Purpose: Classification, regression, and unsupervised tasks
Model Complexity: Flexible and highly customizable with many hyperparameters
Handling Non-linear Data: Learns non-linear decision boundaries through layers and activations
Scalability: Scales well with large datasets using techniques like mini-batch training
Overfitting: More prone to overfitting (requires proper regularization)
Interpretability: Harder to interpret (considered a "black-box" model)
Training Time: Slower for small datasets (but efficient with large datasets and GPUs)
Input Data Requirements: Can handle raw input data (but benefits from normalization)
Multi-class Support: Natively supports multi-class classification
Performance on Large Data: Well-suited for large datasets, especially deep networks

Question 13

Q

Design a MLP neural network for MNIST digit classification

Answer

A

Input Layer:
The MNIST dataset contains 28x28 pixel images, which means each image is represented as a 28x28 matrix of pixel values.
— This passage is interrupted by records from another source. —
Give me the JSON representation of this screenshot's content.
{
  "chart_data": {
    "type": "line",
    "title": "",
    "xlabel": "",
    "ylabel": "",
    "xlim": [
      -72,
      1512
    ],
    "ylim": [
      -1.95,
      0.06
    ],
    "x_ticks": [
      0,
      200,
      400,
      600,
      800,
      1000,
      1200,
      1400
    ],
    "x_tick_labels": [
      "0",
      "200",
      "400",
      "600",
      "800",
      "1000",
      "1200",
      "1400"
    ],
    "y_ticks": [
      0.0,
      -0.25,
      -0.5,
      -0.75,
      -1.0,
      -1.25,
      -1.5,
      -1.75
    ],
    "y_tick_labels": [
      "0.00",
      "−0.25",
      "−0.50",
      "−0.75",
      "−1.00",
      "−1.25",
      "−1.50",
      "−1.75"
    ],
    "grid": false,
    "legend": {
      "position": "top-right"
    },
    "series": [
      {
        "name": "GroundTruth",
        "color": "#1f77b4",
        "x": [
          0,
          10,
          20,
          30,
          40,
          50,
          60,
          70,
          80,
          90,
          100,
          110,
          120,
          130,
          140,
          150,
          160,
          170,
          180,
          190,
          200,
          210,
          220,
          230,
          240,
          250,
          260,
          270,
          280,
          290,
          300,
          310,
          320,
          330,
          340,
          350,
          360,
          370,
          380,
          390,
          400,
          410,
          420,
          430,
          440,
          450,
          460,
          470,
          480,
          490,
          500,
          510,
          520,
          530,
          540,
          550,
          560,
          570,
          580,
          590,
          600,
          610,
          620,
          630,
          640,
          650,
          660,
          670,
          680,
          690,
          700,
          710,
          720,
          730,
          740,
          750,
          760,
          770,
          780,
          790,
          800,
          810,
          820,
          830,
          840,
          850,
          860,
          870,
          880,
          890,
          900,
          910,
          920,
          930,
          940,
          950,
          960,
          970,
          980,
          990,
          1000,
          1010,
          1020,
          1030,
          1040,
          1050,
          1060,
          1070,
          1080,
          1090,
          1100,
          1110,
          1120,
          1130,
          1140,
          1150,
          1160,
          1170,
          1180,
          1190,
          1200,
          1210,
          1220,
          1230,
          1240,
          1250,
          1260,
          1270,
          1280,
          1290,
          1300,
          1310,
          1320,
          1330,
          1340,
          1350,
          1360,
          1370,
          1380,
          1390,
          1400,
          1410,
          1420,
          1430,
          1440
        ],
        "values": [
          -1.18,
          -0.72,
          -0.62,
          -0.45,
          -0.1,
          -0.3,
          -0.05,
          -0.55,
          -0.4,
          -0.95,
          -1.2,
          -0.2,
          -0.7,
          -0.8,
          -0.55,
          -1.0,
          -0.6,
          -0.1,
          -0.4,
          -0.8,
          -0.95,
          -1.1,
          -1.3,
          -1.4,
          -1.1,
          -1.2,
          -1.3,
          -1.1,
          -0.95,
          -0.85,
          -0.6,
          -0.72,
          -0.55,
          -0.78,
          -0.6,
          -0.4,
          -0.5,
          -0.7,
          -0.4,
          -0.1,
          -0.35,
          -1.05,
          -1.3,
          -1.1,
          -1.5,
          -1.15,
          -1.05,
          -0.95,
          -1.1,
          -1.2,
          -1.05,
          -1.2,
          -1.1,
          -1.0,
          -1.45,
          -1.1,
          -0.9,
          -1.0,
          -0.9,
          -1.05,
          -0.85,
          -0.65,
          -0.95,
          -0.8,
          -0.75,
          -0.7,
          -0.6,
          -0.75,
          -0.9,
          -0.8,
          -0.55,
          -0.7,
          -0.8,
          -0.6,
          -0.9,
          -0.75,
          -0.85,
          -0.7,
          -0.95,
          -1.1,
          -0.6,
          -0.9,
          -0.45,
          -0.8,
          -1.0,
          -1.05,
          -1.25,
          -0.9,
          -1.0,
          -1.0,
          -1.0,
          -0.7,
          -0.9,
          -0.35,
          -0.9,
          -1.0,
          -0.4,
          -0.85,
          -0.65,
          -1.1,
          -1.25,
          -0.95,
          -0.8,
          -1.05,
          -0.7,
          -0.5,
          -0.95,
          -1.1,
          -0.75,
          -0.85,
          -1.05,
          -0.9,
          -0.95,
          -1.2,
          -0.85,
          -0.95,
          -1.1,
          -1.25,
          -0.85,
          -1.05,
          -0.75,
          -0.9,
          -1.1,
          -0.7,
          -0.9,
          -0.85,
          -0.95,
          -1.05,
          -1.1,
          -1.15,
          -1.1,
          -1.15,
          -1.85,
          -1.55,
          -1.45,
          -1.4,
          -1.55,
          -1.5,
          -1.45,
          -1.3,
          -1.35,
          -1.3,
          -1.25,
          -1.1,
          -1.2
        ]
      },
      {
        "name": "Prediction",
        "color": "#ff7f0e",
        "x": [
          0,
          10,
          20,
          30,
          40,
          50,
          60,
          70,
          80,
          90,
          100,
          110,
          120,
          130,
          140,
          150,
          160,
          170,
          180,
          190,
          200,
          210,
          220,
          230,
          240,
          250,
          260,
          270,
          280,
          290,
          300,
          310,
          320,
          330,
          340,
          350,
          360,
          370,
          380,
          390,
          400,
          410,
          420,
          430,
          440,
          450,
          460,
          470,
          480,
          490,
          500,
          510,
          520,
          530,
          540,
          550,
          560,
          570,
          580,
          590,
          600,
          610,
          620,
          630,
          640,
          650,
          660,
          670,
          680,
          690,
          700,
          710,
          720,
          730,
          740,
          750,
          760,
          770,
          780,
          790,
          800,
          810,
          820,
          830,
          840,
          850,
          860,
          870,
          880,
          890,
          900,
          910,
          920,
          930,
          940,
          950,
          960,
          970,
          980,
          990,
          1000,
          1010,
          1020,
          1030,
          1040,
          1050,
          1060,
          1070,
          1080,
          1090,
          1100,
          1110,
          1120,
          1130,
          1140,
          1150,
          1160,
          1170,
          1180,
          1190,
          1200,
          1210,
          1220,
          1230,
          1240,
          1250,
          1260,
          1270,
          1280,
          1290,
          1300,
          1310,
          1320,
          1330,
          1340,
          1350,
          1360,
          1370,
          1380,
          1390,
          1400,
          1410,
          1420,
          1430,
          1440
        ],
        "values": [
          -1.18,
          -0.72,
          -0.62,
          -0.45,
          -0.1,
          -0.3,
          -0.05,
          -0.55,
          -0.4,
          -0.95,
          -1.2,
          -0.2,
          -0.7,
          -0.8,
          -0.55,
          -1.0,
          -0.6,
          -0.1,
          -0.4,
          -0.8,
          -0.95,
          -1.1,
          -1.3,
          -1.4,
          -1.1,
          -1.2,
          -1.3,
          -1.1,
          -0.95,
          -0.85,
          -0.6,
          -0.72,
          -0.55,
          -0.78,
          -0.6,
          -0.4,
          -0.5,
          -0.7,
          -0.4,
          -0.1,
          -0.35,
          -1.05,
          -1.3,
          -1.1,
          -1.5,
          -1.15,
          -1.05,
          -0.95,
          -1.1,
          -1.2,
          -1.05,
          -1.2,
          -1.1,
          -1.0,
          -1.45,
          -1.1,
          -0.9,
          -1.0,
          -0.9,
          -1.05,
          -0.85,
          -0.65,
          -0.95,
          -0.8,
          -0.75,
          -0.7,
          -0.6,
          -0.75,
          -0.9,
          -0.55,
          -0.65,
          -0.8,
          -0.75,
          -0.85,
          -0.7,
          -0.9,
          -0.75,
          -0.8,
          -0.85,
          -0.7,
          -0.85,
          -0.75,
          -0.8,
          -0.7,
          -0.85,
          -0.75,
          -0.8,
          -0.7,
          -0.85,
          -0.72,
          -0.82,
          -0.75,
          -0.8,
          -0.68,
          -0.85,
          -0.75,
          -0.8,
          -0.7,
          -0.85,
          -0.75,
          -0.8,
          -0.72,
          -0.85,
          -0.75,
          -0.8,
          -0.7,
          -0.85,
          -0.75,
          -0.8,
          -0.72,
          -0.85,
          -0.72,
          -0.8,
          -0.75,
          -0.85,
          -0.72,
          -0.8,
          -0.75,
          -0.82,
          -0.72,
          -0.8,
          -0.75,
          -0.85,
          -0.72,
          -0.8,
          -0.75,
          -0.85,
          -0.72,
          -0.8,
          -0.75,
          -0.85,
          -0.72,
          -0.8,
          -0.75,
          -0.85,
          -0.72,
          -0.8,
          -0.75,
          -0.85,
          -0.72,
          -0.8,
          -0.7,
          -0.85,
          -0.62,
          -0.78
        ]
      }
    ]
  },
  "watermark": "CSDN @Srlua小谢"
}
We flatten this matrix into a vector of size 784 (28 * 28 = 784).

Hidden Layers:
A typical MLP for MNIST usually has one or two hidden layers with ReLU activation functions.
A good starting point could be:
First hidden layer: 512 neurons (some guy on github tested this)

Output Layer:
The output layer will have 10 neurons, each corresponding to a digit (0-9), with a softmax activation function to produce probability scores for each digit.

Activation Functions:
ReLU (Rectified Linear Unit) is commonly used for hidden layers because it helps the network to learn non-linear relationships.
Softmax is used in the output layer to generate probability values that sum up to 1, representing the likelihood of each class (digit).

Loss Function:
Since we are dealing with a classification problem, we use categorical cross entropy as the loss function.